Sam ate and smiled and smiled and ate, without picking at her and, when he had finished everything but the bones, suggested they take the last of their wine into the bedroom.

She started to say no, but then said yes instead, without really meaning to.

They lay on the wide bed, her head on his shoulder.

“We need legends here,” he said.

Oh, hang him by his heels, she thought, her entire body stiffening. Here he goes again.

“Legends of lovers,” he said. “Who are the great lovers, China Wilm?” He sounded merely interested, not picky.

This was a new question. “Great lovers?” she asked, relaxing a little.

“I asked that question of the Archives, and they gave me names. Names as empty and dry as dust. They meant nothing to me. Who was Abelard? Who was Romeo? Who was Gercord Thrust or Standfast Murgus and the Lady Vees? I did not know.”

“Nor I,” she murmured into his neck, feeling his arm tighten around her, his hand slide downward on her skin.

“Samasnier Girat and China Wilm,” he whispered to her. “Why shouldn’t they be legendary?”

“A legend in our time?” she giggled.

“For all time,” he whispered, kissing her before going on to other things. “For all time.”

For all time, she thought, wondering why the words echoed so fatefully.

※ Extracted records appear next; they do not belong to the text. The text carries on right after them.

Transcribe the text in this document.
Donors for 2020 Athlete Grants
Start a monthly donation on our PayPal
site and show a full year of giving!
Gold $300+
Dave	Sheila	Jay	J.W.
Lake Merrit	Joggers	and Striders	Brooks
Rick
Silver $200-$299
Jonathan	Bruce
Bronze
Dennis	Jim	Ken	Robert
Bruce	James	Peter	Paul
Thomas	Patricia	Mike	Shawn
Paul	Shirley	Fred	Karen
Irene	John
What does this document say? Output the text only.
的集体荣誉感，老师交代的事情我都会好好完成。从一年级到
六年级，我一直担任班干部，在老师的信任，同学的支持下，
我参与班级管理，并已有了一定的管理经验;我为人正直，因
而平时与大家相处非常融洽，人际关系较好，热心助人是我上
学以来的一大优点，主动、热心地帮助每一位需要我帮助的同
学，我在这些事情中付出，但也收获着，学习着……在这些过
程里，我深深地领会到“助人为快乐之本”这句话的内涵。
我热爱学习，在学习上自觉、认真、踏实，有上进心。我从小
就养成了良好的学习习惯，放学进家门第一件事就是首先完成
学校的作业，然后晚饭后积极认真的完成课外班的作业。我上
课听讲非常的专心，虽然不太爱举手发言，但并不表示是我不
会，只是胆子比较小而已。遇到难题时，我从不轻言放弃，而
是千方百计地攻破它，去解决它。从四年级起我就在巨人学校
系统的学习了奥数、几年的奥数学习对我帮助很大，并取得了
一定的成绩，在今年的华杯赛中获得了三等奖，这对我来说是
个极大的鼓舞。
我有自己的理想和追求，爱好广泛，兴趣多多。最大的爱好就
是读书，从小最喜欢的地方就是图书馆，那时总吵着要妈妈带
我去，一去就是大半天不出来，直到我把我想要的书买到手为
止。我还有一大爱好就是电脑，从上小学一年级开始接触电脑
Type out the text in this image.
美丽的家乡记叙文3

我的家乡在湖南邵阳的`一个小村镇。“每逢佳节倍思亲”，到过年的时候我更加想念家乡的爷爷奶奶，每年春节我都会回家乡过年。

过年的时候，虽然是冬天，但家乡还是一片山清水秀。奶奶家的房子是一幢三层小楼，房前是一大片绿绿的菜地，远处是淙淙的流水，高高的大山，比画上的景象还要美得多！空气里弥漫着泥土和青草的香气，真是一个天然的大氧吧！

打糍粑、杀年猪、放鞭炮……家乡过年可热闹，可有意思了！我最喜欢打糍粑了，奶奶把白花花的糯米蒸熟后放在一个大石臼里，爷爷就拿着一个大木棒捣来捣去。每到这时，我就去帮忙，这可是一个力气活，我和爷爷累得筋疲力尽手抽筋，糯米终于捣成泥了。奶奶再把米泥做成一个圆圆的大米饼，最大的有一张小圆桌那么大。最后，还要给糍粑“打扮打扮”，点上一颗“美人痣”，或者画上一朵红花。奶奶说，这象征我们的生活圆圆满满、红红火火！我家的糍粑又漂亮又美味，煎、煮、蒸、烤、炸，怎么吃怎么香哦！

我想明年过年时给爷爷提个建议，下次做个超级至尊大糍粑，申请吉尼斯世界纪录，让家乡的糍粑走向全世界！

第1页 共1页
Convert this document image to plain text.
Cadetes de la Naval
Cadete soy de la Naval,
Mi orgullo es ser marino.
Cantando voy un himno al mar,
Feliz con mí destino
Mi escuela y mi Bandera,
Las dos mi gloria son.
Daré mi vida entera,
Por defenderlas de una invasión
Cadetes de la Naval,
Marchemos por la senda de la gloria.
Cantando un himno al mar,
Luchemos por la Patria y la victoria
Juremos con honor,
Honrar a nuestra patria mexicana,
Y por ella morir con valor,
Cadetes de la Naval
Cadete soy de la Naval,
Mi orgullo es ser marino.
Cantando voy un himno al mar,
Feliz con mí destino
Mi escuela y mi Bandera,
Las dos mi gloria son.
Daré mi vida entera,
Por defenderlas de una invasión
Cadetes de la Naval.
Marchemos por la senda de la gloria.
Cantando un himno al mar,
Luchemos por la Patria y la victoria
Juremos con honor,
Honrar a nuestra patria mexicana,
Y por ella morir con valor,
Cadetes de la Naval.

For all time. “Do that again,” she commanded. “Oh, do that again.”

He did it again, and then something else, and then time went away entirely. There was thunder, which they did not hear, and then a downpour of rain, lashing against the window with whispering whips.

A long time later they heard the rain and wondered at it.

“Early,” said Sam in a puzzled voice. “Early this year.”

Thus far he had not picky-picked at her once.

She was not content to leave it alone. She had to test it.

“What did you mean about legendary lovers?” she asked.

“I have decided legends are like spiders,” he said, unaccountably.

“Yes,” she urged, doubtful of the direction he was taking.

“Though the closest thing we have to spiders here upon Hobbs Land has ten detachable legs, we all know about spiders.” He thought for a time. “Actually, legends are more like spider webs. You see, the spider attaches a bit of web and then swings out into space and attaches the other end somewhere else. And then does it again, and again. And finally, when all the spokes are fastened, it goes around and around, knitting them all together, until the pattern is made. You understand.”

She did, of course, though she had no idea what he meant. Spiders were part of the human heritage. Even though there were none here, children learned of them in school as they learned of tigers and elephants and bears, almost mythical creatures of Manhome.

Sam went on. “The pattern links all the points it’s connected to. So we men go back in history and come up with a great hero, and we attach our memory there. Or maybe we just go back in time and come up with a fa … an uncle, and we attach our memory there. Then we swing forward and attach the other end of that idea to someone or something else. That’s what legends are for, to give us anchoring places in time. Else we live such little lives, China Wilm, like a bit of fluff adrift upon a great wind. We need anchors. If we have them, here and there we go in our minds, knowing this story and that, putting our web to this and that, spinning and spinning. Until, when we are done, we are all bound together in the same pattern. Without them, we are strangers to one another. With them, we know one another. We are spiders of the same ilk.” He laughed. “Silk. Spiders of the same silk.”